Max: "What drew me to it was the love story - two people struggling with their reality. People are suspicious of love stories in films if they appear manufactured but this one is beautiful. When we hear testimony from the people who survived, love is the driving force in their quest for survival. That's what you see with Yuri and Natalka. Love that pushed them to endure that cold a little bit more, to walk that little bit further."
Feeling the weight of responsibility.
Samantha: "You want to be as truthful and honour that story as much of you can but obviously that's a pressure because it's a huge, huge part of history that's been kept under wraps for so long."
Max: "Ukraine's relationship with Russia is difficult, safe to say for hundreds of years there's been a very determined effort to dilute Ukrainian national identity and we see that again today.

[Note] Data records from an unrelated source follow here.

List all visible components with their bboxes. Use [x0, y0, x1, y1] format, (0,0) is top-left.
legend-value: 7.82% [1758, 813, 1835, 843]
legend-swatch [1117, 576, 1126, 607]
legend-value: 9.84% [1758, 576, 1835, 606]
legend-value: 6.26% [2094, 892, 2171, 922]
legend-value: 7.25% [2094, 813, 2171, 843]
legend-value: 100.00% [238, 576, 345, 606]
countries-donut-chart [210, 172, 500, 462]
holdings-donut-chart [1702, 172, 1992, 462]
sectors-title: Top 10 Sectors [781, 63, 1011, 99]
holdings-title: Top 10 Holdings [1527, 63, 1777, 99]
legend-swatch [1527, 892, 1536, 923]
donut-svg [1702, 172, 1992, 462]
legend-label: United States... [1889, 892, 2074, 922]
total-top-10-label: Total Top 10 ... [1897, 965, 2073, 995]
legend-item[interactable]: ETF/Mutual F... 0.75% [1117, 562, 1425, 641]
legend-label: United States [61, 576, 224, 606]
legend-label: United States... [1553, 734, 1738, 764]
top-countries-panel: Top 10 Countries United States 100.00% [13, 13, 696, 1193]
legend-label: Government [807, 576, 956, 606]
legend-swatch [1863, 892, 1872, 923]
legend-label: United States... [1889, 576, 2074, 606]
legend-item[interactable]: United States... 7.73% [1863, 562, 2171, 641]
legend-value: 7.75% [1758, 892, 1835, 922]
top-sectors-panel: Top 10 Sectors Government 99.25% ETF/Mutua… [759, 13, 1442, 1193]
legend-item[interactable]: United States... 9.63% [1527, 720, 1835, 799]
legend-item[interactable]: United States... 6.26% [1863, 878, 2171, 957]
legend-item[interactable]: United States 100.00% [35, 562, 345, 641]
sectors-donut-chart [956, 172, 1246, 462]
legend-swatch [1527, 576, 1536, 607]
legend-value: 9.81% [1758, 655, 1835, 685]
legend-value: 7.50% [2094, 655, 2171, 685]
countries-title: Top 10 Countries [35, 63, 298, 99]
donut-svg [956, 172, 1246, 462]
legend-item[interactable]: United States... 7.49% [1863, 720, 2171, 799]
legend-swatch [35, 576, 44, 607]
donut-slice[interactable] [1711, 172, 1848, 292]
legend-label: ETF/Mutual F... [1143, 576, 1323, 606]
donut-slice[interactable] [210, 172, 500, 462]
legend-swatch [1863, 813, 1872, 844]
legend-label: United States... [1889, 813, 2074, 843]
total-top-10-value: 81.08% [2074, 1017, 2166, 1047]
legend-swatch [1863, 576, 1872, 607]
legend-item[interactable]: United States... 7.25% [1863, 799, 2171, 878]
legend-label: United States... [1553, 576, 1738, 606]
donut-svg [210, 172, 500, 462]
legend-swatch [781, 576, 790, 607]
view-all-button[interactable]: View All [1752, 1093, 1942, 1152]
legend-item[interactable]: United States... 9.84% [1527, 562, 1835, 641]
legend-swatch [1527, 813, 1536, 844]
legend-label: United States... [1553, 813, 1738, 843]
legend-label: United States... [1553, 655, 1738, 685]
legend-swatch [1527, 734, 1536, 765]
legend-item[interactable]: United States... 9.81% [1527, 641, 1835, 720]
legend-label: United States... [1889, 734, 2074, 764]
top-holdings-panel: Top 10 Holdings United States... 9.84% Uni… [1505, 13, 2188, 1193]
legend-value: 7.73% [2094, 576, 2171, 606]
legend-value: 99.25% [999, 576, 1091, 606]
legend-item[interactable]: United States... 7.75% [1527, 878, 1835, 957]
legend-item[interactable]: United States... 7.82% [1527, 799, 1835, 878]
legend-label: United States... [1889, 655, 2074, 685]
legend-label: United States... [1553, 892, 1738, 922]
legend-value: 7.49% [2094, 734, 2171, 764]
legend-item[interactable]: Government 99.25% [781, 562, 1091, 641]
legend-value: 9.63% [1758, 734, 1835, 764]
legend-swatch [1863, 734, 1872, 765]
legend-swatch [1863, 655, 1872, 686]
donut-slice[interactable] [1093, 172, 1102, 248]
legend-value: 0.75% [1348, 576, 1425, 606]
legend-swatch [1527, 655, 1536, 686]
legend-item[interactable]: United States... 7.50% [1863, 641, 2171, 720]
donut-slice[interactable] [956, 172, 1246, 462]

The more voices the Ukraine can have the better."
And finally - Max, what's it like having Jeremy Irons and Sinead Cusack as your mum and dad?
Max: "We don't talk about acting that much thank God because that would be horrible! They didn't try to put me off, the advice they gave me most was there will be good days and there will be bad days. That's an actor's life and prepare yourself emotionally, financially, spiritually for that. But then when they saw I was serious about it, they let me get on with it."
Bitter Harvest is released in UK cinemas on 24 February.